Number of iterations to perform in emcee. Each iteration consists of accepting one step for each chain in the ensemble.

### mcmc_save_interval¶

type: int 20

Controls the interval for saving the MCMC chain and probability files.

### cores¶

type: int 1

How many cores from available cores to use during parallelization with dask or emcee. If the chosen number of cores is larger than available, then this value is ignored and espei defaults to using the number available.

Cores does not take affect for MPIPool scheduler option. MPIPool requires the number of processors be set directly with MPI.

### scheduler¶

type: string emcee dask | emcee | MPIPool

Which scheduler to use for parallelization. You can choose from either dask, emcee, or MPIPool.

Choosing dask or emcee allows for the choice of cores used through the cores key.

Choosing MPIPool will allow you to set the number of cores directly using MPI.

It is recommended to use MPIPool if you will be running jobs on supercomputing clusters.

### input_db¶

type: string null

A file path that can be read as a pycalphad Database. The parameters to fit will be taken from this database.

For a parameter to be fit, it must be a symbol where the name starts with VV, e.g. VV0001. For a TDB formatted database, this means that the free parameters must be functions of a single value that are used in your parameters. For example, the following is a valid symbol to fit:

FUNCTION VV0000  298.15  10000; 6000 N !


### restart_chain¶

type: string null

If you have run a previous MCMC calculation, then you will have a trace file that describes the position and history of all of the chains from the run. You can use these chains to start the emcee run and pick up from where you left off in the MCMC run by passing the trace file (e.g. chain.npy) to this key.

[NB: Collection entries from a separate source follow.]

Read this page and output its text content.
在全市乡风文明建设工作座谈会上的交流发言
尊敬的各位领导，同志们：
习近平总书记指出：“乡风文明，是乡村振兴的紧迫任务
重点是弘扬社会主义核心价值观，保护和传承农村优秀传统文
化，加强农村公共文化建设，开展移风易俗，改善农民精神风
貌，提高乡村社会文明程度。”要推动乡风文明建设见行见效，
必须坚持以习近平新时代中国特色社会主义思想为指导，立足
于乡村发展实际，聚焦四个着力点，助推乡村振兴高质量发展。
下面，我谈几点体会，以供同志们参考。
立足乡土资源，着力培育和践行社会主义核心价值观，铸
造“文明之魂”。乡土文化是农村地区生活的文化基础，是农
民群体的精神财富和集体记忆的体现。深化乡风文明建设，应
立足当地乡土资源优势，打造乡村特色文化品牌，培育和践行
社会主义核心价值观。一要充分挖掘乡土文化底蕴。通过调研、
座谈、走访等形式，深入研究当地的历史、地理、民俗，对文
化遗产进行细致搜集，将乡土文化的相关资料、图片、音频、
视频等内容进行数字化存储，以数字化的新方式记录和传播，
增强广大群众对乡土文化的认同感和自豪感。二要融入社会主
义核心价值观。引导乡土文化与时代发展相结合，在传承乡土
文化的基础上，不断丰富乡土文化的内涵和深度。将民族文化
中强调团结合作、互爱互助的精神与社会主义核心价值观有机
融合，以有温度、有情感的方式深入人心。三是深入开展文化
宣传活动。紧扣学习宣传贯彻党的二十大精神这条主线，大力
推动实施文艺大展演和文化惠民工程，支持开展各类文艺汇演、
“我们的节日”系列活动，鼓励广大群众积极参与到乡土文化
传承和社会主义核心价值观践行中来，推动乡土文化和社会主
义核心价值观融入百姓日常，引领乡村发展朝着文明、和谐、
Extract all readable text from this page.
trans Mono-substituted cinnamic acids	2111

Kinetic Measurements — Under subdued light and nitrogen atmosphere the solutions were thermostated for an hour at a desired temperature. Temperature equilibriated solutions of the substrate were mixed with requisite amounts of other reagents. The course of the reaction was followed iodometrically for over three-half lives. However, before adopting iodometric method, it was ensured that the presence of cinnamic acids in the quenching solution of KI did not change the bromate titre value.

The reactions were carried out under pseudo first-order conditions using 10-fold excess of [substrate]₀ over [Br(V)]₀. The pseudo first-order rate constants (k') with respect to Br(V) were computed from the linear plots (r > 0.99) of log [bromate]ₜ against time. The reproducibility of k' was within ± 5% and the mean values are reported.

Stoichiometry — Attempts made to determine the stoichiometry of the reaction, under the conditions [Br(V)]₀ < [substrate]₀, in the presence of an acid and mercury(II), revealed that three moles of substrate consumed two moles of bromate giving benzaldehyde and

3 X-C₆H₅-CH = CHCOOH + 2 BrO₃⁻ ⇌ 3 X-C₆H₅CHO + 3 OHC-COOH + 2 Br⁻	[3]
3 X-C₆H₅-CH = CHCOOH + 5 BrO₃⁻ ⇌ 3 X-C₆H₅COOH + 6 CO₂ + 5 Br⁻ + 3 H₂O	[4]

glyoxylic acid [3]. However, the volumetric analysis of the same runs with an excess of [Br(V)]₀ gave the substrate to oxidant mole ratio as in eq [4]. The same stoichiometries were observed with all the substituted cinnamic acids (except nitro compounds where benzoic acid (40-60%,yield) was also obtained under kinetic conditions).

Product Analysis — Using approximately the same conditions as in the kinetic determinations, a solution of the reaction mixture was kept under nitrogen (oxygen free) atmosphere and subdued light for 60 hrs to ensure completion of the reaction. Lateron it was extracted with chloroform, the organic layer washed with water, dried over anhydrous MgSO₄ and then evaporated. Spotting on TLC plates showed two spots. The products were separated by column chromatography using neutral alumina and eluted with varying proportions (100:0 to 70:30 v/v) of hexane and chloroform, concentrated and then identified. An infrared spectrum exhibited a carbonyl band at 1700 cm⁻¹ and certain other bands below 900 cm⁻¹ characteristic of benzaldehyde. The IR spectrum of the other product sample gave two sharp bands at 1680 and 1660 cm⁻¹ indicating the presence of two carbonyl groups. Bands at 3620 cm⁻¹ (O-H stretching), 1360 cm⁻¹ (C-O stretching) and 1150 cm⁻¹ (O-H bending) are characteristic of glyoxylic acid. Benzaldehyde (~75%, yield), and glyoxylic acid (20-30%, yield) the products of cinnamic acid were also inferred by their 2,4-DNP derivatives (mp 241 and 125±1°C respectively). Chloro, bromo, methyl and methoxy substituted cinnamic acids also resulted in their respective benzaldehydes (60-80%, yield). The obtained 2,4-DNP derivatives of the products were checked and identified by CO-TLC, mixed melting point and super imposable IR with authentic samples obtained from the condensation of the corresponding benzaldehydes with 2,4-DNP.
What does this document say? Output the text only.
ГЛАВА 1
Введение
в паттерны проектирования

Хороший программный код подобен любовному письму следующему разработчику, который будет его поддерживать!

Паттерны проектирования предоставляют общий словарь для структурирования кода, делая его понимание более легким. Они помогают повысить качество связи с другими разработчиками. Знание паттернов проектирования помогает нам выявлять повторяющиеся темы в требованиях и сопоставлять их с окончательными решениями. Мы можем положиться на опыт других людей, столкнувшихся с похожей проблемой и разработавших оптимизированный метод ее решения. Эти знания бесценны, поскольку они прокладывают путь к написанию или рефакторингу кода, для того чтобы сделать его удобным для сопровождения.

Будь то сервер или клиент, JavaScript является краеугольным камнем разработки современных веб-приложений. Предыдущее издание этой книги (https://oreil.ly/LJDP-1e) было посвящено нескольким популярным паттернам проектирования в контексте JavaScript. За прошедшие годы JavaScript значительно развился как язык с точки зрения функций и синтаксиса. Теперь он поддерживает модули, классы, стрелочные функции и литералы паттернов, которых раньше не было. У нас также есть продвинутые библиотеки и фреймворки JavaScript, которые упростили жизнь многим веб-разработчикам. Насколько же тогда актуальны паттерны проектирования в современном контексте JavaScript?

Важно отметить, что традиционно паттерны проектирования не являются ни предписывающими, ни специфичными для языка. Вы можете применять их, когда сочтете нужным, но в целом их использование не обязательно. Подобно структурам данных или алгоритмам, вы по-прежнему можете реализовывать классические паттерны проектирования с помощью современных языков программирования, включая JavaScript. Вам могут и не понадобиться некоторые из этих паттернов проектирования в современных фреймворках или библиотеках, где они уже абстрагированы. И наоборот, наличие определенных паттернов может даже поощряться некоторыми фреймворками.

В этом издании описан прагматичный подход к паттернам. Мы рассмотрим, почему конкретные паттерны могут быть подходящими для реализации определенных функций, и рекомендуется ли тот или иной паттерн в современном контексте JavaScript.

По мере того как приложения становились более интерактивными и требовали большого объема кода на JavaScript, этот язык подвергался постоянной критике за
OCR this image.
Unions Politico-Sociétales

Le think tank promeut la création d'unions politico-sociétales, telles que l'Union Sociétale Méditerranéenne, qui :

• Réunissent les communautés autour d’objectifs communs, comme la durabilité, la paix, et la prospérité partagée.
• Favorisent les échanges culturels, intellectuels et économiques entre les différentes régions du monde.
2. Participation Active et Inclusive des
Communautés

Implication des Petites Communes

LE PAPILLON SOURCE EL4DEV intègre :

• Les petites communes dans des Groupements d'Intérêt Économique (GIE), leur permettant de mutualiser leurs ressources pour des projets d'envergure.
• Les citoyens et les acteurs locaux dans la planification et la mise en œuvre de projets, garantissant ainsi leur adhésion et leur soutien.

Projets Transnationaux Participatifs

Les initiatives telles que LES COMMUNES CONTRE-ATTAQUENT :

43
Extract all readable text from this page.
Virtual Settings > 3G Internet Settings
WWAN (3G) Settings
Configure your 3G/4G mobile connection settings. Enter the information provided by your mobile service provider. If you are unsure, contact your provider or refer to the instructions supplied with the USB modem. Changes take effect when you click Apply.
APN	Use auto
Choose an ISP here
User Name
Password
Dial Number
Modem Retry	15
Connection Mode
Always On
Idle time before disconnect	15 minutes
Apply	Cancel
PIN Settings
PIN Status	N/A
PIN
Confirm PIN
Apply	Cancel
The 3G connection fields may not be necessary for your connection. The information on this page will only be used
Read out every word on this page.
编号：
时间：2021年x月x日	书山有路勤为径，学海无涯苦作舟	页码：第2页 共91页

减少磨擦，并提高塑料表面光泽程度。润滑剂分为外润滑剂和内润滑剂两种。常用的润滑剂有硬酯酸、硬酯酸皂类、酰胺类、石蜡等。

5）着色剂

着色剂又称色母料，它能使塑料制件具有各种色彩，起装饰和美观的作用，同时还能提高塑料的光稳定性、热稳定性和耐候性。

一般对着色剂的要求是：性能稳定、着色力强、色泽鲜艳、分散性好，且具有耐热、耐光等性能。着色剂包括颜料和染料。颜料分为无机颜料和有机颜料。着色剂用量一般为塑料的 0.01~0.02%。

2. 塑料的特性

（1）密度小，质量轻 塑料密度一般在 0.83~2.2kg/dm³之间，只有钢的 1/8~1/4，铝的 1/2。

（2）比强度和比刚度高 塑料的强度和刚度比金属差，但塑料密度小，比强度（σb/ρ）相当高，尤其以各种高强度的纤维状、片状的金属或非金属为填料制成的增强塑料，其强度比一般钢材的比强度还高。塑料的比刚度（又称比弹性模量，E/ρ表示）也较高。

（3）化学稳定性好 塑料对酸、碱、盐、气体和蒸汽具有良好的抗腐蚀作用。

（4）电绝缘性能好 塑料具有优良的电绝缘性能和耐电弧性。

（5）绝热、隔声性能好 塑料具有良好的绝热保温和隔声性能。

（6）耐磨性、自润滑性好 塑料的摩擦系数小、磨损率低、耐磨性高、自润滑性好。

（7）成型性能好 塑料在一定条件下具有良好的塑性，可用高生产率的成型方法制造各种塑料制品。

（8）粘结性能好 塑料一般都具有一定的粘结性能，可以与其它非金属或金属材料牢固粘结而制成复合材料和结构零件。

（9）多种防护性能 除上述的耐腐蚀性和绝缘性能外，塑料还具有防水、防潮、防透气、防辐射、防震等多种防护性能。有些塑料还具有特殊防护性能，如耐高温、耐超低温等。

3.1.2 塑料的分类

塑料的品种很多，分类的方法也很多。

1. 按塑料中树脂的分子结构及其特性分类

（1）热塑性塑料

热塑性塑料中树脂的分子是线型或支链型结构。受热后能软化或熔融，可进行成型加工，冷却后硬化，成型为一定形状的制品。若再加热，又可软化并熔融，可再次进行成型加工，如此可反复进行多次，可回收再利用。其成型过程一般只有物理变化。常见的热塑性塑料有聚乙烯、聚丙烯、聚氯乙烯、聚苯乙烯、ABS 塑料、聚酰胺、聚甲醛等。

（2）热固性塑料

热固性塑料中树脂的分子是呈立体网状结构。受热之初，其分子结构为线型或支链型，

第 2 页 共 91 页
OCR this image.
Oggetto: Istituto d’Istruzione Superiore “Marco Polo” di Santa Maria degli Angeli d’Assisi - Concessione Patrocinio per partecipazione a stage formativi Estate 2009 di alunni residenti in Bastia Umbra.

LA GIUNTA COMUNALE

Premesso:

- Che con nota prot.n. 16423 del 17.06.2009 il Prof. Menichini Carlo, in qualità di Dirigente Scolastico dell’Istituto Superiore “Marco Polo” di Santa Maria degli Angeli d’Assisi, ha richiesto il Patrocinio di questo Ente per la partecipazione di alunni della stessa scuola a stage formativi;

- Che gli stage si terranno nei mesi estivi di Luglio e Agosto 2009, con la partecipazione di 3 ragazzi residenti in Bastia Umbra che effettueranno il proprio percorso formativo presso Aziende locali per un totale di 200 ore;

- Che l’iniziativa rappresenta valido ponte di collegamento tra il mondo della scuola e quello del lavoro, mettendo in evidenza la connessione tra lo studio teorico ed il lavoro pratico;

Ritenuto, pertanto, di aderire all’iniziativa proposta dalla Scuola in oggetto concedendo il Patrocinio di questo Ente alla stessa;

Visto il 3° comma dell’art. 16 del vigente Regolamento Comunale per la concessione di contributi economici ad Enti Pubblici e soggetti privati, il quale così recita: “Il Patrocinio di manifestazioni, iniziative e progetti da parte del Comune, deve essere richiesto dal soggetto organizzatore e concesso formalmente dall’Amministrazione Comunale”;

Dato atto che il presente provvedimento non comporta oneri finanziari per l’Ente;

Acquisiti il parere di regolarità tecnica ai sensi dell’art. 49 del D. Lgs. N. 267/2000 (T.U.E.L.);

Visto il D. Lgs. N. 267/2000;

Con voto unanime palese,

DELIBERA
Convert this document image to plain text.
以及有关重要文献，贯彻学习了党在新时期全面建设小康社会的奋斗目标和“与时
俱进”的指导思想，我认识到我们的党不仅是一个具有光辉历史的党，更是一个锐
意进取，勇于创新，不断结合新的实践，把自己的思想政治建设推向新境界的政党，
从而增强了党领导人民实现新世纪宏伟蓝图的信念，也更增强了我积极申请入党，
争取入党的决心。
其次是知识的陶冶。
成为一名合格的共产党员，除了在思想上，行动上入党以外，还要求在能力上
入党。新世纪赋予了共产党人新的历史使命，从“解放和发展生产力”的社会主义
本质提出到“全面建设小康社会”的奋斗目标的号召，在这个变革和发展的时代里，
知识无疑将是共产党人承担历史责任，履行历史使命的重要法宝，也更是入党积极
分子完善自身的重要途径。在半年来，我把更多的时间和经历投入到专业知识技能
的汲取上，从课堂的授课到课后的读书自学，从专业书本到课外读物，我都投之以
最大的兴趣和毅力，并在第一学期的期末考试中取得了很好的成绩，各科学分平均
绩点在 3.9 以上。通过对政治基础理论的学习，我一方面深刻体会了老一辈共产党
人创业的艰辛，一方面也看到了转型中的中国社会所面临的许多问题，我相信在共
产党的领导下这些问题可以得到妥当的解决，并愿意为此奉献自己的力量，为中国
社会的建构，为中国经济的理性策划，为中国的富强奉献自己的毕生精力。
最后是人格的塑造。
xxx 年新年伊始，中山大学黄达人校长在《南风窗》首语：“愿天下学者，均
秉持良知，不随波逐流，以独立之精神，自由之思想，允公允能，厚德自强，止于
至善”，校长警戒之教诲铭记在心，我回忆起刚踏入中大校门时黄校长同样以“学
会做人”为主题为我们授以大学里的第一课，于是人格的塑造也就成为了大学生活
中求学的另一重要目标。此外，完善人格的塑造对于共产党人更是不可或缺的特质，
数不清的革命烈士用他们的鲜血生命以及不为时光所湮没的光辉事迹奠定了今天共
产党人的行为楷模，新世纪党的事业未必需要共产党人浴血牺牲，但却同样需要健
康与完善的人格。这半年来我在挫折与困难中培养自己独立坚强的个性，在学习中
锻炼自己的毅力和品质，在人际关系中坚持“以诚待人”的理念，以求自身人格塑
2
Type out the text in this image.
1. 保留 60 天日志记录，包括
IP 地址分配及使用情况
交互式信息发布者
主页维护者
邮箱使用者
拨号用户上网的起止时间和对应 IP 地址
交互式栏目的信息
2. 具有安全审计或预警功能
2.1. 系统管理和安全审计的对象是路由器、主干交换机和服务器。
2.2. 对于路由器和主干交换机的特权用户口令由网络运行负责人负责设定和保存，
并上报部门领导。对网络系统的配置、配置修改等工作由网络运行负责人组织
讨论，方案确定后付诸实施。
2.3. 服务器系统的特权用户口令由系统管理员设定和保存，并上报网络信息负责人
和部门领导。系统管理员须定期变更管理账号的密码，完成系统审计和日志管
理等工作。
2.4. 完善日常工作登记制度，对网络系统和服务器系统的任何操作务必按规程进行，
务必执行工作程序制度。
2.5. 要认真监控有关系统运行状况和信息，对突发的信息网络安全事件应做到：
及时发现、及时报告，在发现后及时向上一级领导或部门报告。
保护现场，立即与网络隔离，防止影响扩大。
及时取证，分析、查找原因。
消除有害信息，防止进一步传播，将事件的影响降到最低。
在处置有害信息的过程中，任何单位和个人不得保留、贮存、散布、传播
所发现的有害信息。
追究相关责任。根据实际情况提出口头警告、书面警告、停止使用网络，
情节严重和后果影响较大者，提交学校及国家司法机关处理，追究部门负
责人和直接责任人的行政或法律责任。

If you are restarting from a previous calculation, you must also specify the same database file (with input_db) as you used to run that calculation.

### chains_per_parameter¶

type: int 2

This controls the number of chains to run in the MCMC calculation as an integer multiple of the number of parameters.

This parameter can only be used when initializing the first MCMC run. If you are restarting a calculation, the number of chains per parameter is fixed by the number you chose previously.

Ensemble samplers require at least 2*p chains for p fitting parameters to be able to make proposals. If chains_per_parameter = 2, then the number of chains if there are 10 parameters to fit is 20.

The value of chains_per_parameter must be an EVEN integer.

### chain_std_deviation¶

type: float 0.1

The standard deviation to use when initializing chains in a Gaussian distribution from a set of parameters as a fraction of the parameter.

A value of 0.1 means that for parameters with values (-1.5, 2000, 50000) the chains will be initialized using those values as the mean and (0.15, 200, 5000) as standard deviations for each parameter, respectively.

This parameter can only be used when initializing the first MCMC run. If you are restarting a calculation, the standard deviation for your chains are fixed by the value you chose previously.

You may technically set this to any positive value, you would like. Be warned that too small of a standard deviation may cause convergence to a local minimum in parameter space and slow convergence, while a standard deviation that is too large may cause convergence to meaningless thermodynamic descriptions.